MAKASSAR – Sengketa dana warisan senilai Rp9,4 miliar di Bank Muamalat kembali mencuat jelang eksekusi paksa oleh Pengadilan Negeri (PN) Makassar pada Kamis, 25 September 2025.
Meski putusan telah berkekuatan hukum tetap, pihak bank disebut masih enggan menyerahkan dana tersebut kepada salah satu ahli waris, Rismawati.
Salah satu ahli waris, Dr. Andi Jaya Sose, SE, MBA, menjelaskan dana itu merupakan bagian dari warisan ayahnya, seorang pengusaha ternama, yang ditinggalkan kepada 19 anak dari tujuh istri.
Berdasarkan akta notaris, pembagian seharusnya merata, yakni Rp9,4 miliar untuk masing-masing anak. Namun hingga kini, Rismawati disebut belum menerima haknya.
“Setelah ayah meninggal tahun 2019, kami baru mengetahui beliau memiliki simpanan Rp171 miliar di Bank Muamalat.

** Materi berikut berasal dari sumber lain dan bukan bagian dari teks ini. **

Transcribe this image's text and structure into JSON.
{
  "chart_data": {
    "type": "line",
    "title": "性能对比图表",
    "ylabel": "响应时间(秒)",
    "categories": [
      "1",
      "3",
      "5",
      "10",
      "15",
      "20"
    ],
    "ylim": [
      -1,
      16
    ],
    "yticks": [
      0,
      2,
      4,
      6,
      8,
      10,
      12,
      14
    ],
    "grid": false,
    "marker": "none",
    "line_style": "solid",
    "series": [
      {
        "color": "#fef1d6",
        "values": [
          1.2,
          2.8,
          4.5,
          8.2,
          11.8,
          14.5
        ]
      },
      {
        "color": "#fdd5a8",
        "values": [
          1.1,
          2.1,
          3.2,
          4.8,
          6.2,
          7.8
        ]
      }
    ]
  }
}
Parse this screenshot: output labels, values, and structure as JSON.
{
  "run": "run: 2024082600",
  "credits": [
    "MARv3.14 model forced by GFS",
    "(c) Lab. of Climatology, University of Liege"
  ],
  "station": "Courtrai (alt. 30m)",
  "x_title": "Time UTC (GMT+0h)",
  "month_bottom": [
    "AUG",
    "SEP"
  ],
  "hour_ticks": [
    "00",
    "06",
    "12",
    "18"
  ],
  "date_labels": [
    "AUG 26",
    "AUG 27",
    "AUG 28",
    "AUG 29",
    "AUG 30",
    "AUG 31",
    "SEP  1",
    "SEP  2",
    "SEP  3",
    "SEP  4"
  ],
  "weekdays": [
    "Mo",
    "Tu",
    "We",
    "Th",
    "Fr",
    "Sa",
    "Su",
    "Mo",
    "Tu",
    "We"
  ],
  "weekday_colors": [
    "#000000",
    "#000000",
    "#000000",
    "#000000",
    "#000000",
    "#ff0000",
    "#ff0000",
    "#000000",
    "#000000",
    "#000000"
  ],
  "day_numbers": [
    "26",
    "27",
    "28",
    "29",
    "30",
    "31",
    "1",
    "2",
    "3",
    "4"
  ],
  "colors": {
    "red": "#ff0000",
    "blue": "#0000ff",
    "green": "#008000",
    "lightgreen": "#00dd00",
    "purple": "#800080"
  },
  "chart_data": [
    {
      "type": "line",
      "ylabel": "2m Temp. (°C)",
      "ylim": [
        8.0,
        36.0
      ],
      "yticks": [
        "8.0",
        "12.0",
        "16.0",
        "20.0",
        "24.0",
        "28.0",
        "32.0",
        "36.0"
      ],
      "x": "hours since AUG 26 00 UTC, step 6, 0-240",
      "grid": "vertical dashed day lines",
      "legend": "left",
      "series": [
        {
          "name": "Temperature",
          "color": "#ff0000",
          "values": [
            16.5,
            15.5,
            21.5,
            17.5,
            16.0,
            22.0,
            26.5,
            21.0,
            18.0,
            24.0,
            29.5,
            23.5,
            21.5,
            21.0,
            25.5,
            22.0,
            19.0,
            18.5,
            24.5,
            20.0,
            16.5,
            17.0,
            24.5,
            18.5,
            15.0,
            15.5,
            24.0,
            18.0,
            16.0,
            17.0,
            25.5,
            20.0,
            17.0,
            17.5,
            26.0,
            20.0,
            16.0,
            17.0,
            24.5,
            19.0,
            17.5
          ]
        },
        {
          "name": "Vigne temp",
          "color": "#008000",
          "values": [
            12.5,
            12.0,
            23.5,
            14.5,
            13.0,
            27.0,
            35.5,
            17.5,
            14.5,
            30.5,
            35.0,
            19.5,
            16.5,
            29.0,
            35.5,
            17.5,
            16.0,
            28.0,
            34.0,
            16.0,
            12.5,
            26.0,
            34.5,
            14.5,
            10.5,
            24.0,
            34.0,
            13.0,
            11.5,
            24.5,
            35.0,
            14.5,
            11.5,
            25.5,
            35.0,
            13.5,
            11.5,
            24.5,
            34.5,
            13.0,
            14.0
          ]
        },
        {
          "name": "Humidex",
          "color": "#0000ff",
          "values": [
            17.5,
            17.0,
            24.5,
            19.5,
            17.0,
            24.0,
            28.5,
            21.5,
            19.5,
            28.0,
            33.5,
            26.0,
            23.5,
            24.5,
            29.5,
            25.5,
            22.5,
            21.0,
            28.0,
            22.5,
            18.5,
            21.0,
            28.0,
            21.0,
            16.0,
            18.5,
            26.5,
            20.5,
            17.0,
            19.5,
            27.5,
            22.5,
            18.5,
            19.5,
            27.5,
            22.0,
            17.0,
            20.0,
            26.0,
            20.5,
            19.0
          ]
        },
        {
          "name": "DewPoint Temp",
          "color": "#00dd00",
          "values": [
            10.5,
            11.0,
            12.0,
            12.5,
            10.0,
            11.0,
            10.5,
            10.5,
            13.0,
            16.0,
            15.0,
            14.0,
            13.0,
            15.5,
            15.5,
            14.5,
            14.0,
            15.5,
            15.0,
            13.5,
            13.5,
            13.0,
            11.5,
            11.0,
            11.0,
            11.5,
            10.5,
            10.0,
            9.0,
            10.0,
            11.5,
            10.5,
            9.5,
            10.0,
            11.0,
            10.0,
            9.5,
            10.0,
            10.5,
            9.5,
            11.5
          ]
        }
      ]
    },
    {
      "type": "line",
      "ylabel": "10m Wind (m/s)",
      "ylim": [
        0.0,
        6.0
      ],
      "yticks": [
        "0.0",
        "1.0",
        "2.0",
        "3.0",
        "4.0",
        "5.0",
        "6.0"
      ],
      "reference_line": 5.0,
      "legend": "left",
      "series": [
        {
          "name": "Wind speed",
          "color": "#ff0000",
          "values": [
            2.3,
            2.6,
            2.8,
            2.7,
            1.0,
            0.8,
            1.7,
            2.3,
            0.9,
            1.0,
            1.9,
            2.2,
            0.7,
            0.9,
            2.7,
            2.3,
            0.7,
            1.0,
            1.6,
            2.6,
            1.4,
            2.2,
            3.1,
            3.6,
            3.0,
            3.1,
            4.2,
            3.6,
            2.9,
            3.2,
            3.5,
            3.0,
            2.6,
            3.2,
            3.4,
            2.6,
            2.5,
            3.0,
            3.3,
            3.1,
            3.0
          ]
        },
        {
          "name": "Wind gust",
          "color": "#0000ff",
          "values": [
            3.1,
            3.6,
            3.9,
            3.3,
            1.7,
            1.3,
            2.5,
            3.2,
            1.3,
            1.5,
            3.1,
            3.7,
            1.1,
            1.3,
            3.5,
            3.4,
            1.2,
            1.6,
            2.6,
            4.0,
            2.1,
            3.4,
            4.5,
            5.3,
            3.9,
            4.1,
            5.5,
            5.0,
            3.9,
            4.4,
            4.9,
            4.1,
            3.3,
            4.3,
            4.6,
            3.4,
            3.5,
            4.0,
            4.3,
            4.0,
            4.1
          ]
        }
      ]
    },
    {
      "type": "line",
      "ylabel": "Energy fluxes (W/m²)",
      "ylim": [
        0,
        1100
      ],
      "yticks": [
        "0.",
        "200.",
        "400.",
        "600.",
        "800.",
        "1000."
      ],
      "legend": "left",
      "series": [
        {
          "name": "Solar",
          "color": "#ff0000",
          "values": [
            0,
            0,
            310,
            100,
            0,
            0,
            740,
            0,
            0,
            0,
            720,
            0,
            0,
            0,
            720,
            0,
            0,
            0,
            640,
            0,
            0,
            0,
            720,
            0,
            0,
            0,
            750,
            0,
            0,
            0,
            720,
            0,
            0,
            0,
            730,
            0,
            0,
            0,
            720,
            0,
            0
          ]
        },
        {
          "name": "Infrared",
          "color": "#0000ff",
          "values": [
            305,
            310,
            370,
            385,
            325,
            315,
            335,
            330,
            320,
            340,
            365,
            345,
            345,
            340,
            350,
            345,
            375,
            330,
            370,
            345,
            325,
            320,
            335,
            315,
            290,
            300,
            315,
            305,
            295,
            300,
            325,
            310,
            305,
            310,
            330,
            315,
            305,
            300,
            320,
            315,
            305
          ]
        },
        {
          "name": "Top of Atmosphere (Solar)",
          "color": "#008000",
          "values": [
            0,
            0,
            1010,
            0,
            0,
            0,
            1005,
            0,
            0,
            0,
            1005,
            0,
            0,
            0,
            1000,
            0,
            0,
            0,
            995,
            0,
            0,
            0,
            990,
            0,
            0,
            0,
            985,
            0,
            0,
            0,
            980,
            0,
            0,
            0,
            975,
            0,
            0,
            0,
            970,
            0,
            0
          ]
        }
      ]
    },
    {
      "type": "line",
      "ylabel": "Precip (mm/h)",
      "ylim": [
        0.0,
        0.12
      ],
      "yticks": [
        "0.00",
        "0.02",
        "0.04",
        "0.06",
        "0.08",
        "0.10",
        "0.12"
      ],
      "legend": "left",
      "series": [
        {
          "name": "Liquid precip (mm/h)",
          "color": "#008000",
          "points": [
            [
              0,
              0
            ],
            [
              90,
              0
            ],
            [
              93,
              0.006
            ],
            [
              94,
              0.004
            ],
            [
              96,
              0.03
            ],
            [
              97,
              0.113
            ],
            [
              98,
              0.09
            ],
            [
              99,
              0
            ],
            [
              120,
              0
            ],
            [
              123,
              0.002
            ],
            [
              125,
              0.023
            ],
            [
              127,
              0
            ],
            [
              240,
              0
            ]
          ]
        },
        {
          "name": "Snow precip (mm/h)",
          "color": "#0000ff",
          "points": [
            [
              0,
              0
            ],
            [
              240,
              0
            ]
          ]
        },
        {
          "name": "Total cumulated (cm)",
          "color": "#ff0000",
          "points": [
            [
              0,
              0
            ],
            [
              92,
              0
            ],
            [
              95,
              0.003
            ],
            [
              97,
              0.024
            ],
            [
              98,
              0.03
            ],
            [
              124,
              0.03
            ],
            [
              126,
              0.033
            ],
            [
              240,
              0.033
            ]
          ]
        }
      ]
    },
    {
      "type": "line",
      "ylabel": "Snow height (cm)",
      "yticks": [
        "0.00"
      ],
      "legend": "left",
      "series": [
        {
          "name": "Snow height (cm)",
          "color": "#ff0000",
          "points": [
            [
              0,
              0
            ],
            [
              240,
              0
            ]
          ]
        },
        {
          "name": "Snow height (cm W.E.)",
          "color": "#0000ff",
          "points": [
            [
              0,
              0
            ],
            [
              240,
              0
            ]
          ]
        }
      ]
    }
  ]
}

Warisan itu dibagi ke semua anak, tapi Rismawati belum menerima bagiannya,” kata Andi Jaya Sose saat konferensi pers di Virendy Cafe, Makassar, Selasa (23/9/2025) petang.
Menurutnya, permasalahan berawal dari konflik internal keluarga yang berujung gugatan Rismawati dengan Bank Muamalat sebagai turut tergugat. Namun bank justru mengajukan banding hingga peninjauan kembali (PK).
“Sebagai turut tergugat, seharusnya bank bersifat pasif dan tunduk pada putusan. Tapi mereka justru menunda-nunda proses hukum,” tegasnya.
Andi juga menyoroti alasan Bank Muamalat yang mengutip Pasal 35 ayat 1 UU Perbankan Syariah terkait prinsip kehati-hatian. “Justru itu menunjukkan mereka tidak berhati-hati sejak awal,” ujarnya.
Ia menambahkan, putusan perkara ini sudah inkracht sejak 3 Oktober 2024 dan diperkuat penolakan PK Bank Muamalat oleh Mahkamah Agung pada 10 September 2025.
Permohonan eksekusi juga telah diajukan sejak Desember 2024, namun hingga kini belum dijalankan.
Secara terpisah, Humas PN Makassar, Wahyudi, membenarkan putusan tersebut telah berkekuatan hukum tetap. “Eksekusi akan dilaksanakan pada Kamis, 25 September 2025,” katanya, Rabu (24/9/2025).